Exam arrangements are organised by the Disability Service and there are deadlines by which students need to apply for these. The deadline is normally approximately six weeks before the start of the assessment period. Arrangements are put in place following a discussion with the student and consideration of supporting medical evidence. Exam arrangements can include:
- extra time
- stop-the-clock rest breaks
- use of assistive technology software
- use of readers, scribes and prompts
- alternative venues.
Further information regarding exams including video explaining alternative examination arrangements.
Transition support for students
Students identified as likely to experience difficulties with the transition to University are invited to a pre-arrival event organised by the Disability Service. If you assess a student who you think would benefit from this event, please email the Disability Service. Students are invited to arrive at the University two days before the main arrival day and there is a schedule of informative and social events.
This scheme, run by the Disability Service, offers first year students with ASC or social anxiety the opportunity of being matched with a current, fully trained, student volunteer.
The University of Bath has Re:View lecture capture technology to enable teaching staff to record presentations and lectures, and to make them available via Moodle. This is an opt-in scheme for lecturers and not all teaching rooms are equipped with lecture capture facilities. Students who need recordings may therefore be required to use their own recording equipment or software. The University also has a site license for Caption.Ed which enables all students to access live automated captions for remote teaching sessions. Students will need to contact a Disability Adviser for access to this software.
Transport and parking
The University has disabled parking bays for blue badge holders. Undergraduate students who live within the BA1 and BA2 postcodes are not normally provided with parking permits. They can, however, use the pay and display parking spaces (which are limited in number). Disabled students who require a University parking permit should apply to the parking office and supply supporting medical evidence.

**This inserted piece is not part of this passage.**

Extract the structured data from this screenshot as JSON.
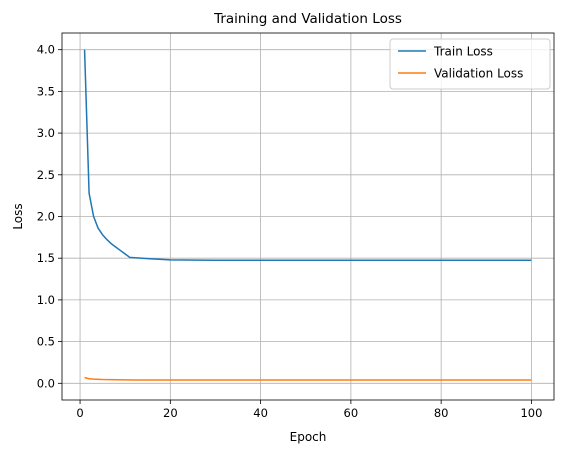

The University has a range of accessible accommodation and en-suite accommodation. Students are required to complete the additional requirements application form and provide supporting medical evidence by 1 July in their year of entry.
Library services and alternative formats
Subject librarians can meet with students for a one-to-one introduction to the library and a confidential conversation about the types of library support required such as alternative formats. The library may be able to obtain reading resources in a more accessible format such as PDF, directly from the publisher.
Assistive technology and equipment
Students can be referred to the AT service for short or long term loans of equipment including laptops with assistive software installed including speech-to-text and mind mapping programs. There is a dedicated study room in the library containing computers with additional specialist software and hardware to provide speech-to-text, screen magnification, scanning and dedicated print and Braille output.
All students can download MS Office 365 free of charge.
£200 laptop contribution
Students are able to apply to the University hardship fund for support with this cost. Alternatively, students can obtain an application form from the Disability Service.
All University students can access academic, mathematics and language skills support and enhancement at the Skills Centre. The Academic Skills Program runs courses, workshops, one-to-one support and drop-ins. The Mathematics Resources Centre (MASH) offers all students support with maths and statistics problems.
The University does not offer sensitive marking and labels/stickers are not used to identify students.